Мы не любим пить вино со дна бочки. Для португальцев же винный осадок — наслаждение, царский напиток. В общем, каждый народ имеет свои обычаи и привычки, не только не известные другим народам, но диковинные и странные с их точки зрения.

Что сказать о народе, который уважает лишь печатное свидетельство, доверяет только тем людям, о которых можно прочесть в книге, и верит только в истины очень почтенного возраста? Отливая свои глупости в металлическом шрифте, мы как бы придаем им некое благородство. Когда говоришь «я прочел», кажется, что это звучит более веско, чем «я слышал». Но я, придающий устам человеческим не меньшее значение, чем рукам, знающий, что писать можно так же легкомысленно, как говорить, я, уважающий наш век не менее, чем любой из минувших, так же охотно сошлюсь на кого-либо из своих друзей, как на Авла Геллия или Макробия, и на то, что я видел, как на то, что они написали. И как принято считать, что добродетель отнюдь не выше от того, что ей предавались дольше, так и я полагаю, что та или иная истина не становится мудрее от своего возраста. Я часто говорю, что погоня наша за примерами чужеземными и книжными — чистейшее недомыслие. Опыт нашего времени так же плодотворен, как опыт времен Гомера или Платона. Но разве не правда, что звонкая цитата соблазняет нас больше, чем правдивая речь? Как будто доказательства, которые можно почерпнуть в книжной лавке Васкосана или Плантена [49], стоят больше, чем те, которые приводит нам жизнь нашего села? Или, может быть, нам не хватает ума, чтобы исследовать то, что происходит у нас перед глазами, дать ему правильную оценку и составить о нем решительное суждение, чтобы извлечь некий пример? Ибо, когда мы утверждаем, что мнения наши недостаточно вески, чтобы люди придавали веру нашему свидетельству, говорится это впустую. Тем более, что, на мой взгляд, если пролить настоящий свет на самые обыкновенные, общеизвестные и всем привычные вещи, они могут предстать как величайшие чудеса мира и из них можно извлечь удивительнейшие примеры, в особенности касательно дел человеческих.
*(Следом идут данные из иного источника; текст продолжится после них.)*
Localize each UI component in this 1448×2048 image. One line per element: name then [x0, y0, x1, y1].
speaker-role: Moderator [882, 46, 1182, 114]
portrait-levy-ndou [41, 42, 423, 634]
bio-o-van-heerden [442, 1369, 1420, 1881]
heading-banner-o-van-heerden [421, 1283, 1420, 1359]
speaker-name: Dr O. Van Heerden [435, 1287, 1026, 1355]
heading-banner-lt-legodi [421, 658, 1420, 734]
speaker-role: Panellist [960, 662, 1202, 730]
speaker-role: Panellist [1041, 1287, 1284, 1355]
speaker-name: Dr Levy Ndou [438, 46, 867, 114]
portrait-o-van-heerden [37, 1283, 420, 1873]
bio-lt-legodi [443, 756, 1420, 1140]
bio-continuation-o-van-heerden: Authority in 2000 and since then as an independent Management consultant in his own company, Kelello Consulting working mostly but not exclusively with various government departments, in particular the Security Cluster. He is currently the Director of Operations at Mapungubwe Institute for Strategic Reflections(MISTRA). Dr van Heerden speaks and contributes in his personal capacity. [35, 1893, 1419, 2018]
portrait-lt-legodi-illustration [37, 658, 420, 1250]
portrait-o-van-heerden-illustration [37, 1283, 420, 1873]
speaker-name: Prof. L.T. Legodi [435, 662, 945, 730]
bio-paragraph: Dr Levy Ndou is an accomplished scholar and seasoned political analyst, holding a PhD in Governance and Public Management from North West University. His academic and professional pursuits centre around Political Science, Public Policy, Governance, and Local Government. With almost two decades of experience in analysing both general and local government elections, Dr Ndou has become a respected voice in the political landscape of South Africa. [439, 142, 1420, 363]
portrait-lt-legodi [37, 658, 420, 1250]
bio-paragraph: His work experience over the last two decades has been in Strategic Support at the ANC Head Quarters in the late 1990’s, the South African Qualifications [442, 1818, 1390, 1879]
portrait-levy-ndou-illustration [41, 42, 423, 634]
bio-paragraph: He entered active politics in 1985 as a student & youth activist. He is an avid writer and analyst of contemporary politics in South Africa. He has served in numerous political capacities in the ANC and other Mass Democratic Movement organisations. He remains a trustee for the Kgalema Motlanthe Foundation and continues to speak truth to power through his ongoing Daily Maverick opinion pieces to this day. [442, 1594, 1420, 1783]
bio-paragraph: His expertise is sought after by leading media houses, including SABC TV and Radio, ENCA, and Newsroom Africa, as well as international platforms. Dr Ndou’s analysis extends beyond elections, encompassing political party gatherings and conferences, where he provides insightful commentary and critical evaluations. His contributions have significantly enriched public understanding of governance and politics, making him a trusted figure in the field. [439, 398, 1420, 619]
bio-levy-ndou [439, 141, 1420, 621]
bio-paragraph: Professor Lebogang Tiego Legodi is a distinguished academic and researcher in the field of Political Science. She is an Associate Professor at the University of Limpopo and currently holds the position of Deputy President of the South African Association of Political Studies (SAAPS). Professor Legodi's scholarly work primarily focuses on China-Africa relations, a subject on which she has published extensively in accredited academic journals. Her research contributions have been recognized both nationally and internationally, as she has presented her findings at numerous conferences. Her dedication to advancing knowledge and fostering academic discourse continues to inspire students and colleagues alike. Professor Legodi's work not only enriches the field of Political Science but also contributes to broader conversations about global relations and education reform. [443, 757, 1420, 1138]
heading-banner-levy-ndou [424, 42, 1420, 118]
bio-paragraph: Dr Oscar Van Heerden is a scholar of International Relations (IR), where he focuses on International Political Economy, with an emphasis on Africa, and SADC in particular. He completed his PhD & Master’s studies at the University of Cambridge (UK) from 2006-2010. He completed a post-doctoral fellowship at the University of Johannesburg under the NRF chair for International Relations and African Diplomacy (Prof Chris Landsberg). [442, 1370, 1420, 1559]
Но вернемся к моему предмету. Оставив в стороне книжные свидетельства и то, что Аристотель говорит об Андроне, аргийце, который пересекал пески ливийской пустыни и при этом ничего не пил [50], хочу упомянуть об одном дворянине, достойным образом отправлявшем различные должности, который рассказывал в моем присутствии, что он в самый разгар лета ездил из Мадрида в Лиссабон и ничего не пил в дороге. Он отличается превосходным для своего возраста здоровьем и ведет самый обычный образ жизни — за исключением того, что в течение двух-трех месяцев, а иногда и года, ничего не пьет, как он мне сам говорил. Он испытывает жажду, но ждет, чтобы она прошла, считая, что это ощущение само по себе ослабевает, и вообще он пьет лишь по случайному побуждению, а не по нужде или ради удовольствия [51].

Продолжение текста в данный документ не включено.